Résumé : Le prince Troyen Pâris quitte Troie pour rencontrer, en tant qu’ambassadeur, le roi Ménélas de Sparte afin d’assurer la paix de son peuple. Mais son navire sombre et il réussit à atteindre la côte grecque à la nage. Hélène, la femme de Ménélas, le trouve à bout de force sur la plage. Elle le soigne en secret et ne tarde pas à en tomber amoureuse...

BEN-HUR

1959, USA, Péplum
Réalisé par William Wyler
Assistant directeur : Richard Thorpe
Scénario de Karl Tunberg, Gore Vidal, S.N. Behrman, Christopher Fry & Maxwell Anderson d'après le roman de Lew Wallace
Photographie de Robert Surtees
Musique de Miklós Rózsa
Décors de Vittorio Valentini
Direction artistique d'Edward C. Carfagno & William A. Horning
Assistant directeur artistique : Ken Adam
Costumes d'Elizabeth Haffenden
Montage de John D. Dunning, Ralph E. Winters & Margaret Booth
Casting d'Irene Howard
Durée 3 h 32

Avec Charlton Heston, Jack Hawkins, Haya Harareet, Stephen Boyd, Hugh Griffith, Martha Scott, Cathy O'Donnell, Sam Jaffe, Finlay Currie, Robert Brown, Giuliano Gemma, May McAvoy, Venantino Venantini, André Morell...

Résumé : Judas Ben-Hur, prince de Judée, retrouve son ami d'enfance Messala, venu prendre la tête de la garnison de Jérusalem. Mais leur amitié ne peut résister à leurs caractères différents. Alors qu'une pierre tombe du balcon de la maison familiale de Ben-Hur, manquant de tuer le gouverneur qui paradait plus bas, Messala trahit son ami qu'il sait innocent en l'envoyant aux galères et en jetant en prison sa mère et sa sœur. Ben-Hur jure alors de reconquérir sa liberté et prépare sa vengeance...

Prix & Récompenses : Bafta 1960 : Meilleur film.



Voir aussi : Maxwell Anderson & Studio MGM.
AU RISQUE DE SE PERDRE
(The Nun's Story)

1959, USA, Drame
Réalisé par Fred Zinnemann
Scénario de Robert Anderson d'après le livre de Kathryn Hulme
Photographie de Franz Planer
Musique de Franz Waxman
Décors de Vittorio Valentini & Maurice Barnathan
Direction artistique d'Alexandre Trauner
Costumes de Marjorie Best
Montage de Walter Thompson
Son d'Oliver S. Garretson
Scripte d'Elaine Schreyeck
Durée 2 h 29

Avec Audrey Hepburn, Peter Finch, Edith Evans, Peggy Ashcroft, Dean Jagger, Mildred Dunnock, Beatrice Straight, Patricia Collinge, Rosalie Crutchley, Colleen Dewhurst, Lionel Jeffries...
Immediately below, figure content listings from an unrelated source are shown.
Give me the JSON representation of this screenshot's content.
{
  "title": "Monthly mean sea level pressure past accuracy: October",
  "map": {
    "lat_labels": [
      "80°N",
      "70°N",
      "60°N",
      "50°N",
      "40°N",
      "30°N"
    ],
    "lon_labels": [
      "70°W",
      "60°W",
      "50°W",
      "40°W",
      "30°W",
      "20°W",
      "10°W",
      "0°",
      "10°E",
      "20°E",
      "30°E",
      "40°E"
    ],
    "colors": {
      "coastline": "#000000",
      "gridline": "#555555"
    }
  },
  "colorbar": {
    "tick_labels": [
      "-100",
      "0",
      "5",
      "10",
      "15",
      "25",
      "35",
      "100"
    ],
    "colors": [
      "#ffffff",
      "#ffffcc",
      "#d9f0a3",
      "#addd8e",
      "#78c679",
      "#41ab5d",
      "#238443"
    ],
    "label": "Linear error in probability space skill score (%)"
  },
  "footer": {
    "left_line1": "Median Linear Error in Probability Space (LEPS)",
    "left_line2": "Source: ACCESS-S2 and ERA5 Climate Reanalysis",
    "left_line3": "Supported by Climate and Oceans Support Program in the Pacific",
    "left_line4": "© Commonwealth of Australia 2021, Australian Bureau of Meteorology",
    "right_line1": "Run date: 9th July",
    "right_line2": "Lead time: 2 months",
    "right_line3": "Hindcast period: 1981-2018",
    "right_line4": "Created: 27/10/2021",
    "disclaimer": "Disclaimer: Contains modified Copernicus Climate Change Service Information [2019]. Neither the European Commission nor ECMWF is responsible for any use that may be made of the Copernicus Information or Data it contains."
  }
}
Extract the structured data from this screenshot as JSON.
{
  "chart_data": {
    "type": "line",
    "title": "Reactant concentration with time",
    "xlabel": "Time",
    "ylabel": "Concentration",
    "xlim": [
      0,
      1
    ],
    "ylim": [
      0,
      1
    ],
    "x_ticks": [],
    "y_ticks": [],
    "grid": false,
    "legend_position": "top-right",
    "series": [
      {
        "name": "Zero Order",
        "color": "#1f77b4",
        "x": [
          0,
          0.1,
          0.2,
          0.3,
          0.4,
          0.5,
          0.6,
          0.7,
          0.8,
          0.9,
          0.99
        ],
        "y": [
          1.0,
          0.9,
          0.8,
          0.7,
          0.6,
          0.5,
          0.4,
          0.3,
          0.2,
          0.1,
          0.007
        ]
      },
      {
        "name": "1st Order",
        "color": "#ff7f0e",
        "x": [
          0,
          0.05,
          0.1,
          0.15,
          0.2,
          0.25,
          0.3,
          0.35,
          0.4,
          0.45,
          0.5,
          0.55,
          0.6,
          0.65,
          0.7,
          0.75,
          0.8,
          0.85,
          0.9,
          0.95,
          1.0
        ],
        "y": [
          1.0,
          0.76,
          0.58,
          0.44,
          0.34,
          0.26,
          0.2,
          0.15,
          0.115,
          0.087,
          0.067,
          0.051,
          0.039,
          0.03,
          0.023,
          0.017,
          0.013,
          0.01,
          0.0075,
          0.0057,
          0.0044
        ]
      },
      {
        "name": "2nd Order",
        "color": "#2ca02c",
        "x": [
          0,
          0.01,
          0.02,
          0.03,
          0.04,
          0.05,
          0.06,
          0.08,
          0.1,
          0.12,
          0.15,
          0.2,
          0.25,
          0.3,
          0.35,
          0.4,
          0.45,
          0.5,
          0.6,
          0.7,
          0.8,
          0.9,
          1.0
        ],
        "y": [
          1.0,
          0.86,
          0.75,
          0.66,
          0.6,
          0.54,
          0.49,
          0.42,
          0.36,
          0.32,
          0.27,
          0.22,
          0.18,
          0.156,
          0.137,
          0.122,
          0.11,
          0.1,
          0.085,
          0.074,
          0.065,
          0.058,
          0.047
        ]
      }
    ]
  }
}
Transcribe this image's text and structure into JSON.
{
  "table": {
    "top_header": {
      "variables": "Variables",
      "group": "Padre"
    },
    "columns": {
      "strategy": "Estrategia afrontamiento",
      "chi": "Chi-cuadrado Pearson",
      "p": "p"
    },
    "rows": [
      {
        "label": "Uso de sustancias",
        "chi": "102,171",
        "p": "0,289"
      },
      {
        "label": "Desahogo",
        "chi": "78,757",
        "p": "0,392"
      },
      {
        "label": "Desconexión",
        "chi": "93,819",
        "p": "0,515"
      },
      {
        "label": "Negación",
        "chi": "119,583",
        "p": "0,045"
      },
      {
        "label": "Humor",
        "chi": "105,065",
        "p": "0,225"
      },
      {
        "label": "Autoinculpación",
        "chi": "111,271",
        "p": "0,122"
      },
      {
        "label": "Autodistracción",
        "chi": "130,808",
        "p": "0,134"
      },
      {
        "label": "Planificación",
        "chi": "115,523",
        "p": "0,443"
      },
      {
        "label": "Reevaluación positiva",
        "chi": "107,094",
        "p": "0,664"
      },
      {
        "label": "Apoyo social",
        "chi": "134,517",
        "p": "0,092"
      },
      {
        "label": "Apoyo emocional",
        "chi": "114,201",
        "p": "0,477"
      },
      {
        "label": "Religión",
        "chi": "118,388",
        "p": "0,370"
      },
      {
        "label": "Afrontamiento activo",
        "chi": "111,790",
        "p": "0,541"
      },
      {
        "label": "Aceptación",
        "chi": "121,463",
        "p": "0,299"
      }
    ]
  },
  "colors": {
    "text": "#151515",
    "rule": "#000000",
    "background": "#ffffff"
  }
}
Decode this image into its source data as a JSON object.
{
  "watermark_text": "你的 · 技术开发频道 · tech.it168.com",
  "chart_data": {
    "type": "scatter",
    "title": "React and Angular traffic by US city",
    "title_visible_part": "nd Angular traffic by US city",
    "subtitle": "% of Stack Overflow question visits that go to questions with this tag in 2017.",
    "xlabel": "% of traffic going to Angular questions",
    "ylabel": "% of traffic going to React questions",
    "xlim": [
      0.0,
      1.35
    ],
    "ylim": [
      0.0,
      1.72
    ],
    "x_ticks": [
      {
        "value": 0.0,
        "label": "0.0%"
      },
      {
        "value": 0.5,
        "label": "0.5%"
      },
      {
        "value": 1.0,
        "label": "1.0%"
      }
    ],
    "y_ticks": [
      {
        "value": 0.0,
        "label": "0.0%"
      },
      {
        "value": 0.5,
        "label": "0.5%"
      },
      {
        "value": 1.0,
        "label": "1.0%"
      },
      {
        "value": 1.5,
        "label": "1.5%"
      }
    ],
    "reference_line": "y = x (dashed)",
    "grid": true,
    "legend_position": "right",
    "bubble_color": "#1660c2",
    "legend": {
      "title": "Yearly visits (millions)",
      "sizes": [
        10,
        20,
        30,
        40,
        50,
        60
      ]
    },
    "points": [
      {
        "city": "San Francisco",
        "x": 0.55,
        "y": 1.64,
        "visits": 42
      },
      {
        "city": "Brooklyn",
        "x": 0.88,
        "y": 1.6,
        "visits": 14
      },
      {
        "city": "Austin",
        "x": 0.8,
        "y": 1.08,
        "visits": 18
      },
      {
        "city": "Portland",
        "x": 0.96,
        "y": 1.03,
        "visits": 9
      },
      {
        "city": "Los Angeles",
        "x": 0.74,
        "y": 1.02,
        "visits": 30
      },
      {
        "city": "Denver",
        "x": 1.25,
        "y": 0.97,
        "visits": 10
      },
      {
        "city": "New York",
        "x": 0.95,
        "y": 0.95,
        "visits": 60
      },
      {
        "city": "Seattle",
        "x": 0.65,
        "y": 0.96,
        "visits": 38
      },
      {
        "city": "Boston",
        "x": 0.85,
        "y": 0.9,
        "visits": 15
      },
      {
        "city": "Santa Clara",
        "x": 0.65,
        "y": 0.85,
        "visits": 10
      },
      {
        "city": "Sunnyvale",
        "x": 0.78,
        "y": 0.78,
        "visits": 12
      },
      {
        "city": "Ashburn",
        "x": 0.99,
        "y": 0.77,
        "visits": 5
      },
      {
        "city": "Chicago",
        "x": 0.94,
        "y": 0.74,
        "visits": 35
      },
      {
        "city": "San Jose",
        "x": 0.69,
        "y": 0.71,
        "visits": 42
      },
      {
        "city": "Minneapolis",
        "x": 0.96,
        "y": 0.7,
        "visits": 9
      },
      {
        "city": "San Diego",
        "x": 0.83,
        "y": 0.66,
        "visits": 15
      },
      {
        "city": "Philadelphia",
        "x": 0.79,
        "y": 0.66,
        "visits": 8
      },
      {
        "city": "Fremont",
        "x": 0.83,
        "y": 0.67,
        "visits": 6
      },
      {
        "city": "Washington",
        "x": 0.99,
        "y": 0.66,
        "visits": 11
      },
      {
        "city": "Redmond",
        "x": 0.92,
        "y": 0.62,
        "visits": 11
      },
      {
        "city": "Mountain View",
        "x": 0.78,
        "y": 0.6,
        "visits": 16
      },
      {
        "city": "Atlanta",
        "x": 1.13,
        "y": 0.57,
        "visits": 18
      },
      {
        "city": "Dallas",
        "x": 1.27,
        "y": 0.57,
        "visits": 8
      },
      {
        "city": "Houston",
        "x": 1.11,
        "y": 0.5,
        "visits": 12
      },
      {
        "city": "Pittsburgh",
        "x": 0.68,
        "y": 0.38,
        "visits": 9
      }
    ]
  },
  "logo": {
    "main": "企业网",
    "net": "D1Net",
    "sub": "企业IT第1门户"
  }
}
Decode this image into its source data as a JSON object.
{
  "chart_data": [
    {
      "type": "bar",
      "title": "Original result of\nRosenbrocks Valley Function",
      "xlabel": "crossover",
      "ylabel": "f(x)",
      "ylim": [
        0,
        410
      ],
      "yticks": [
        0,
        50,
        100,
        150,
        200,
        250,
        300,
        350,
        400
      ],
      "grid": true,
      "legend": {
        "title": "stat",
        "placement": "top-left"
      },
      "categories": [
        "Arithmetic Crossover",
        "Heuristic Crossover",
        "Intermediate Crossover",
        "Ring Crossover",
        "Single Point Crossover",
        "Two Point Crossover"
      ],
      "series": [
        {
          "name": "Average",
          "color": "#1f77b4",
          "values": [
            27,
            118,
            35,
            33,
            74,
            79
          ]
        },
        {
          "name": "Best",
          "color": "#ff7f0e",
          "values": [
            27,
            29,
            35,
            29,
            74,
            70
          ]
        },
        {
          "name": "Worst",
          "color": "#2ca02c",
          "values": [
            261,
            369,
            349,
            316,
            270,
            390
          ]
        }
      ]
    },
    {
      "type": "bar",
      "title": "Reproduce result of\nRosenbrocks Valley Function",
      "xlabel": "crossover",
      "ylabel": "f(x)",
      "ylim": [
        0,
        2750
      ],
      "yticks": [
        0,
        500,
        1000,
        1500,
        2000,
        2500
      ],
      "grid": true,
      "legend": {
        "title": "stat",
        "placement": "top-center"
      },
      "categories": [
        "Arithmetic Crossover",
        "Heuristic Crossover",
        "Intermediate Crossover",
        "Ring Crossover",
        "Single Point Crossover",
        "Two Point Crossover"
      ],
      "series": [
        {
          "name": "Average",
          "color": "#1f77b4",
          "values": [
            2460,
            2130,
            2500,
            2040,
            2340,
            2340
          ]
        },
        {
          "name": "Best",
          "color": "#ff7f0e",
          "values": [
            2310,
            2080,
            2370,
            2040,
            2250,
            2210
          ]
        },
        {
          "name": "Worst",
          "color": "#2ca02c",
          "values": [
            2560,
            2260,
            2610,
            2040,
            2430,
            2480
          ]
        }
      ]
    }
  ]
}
Résumé : Gabrielle Van Der Mal intègre un couvent à Bruxelles pour suivre des cours de médecine mais rebelle, la jeune femme a du mal à accepter l'autorité de la mère supérieure. Ses études terminées, elle s'envole pour le Congo pour être l'assistante médicale du professeur Fortunati. Sur place, face aux malades et blessés graves, Gabrielle prend conscience de ce qu'elle désire réellement. Mais osera-t-elle le courage d'assumer ses convictions les plus secrètes ?...

Prix & Récompenses : Bafta 1960 : Meilleure actrice britannique.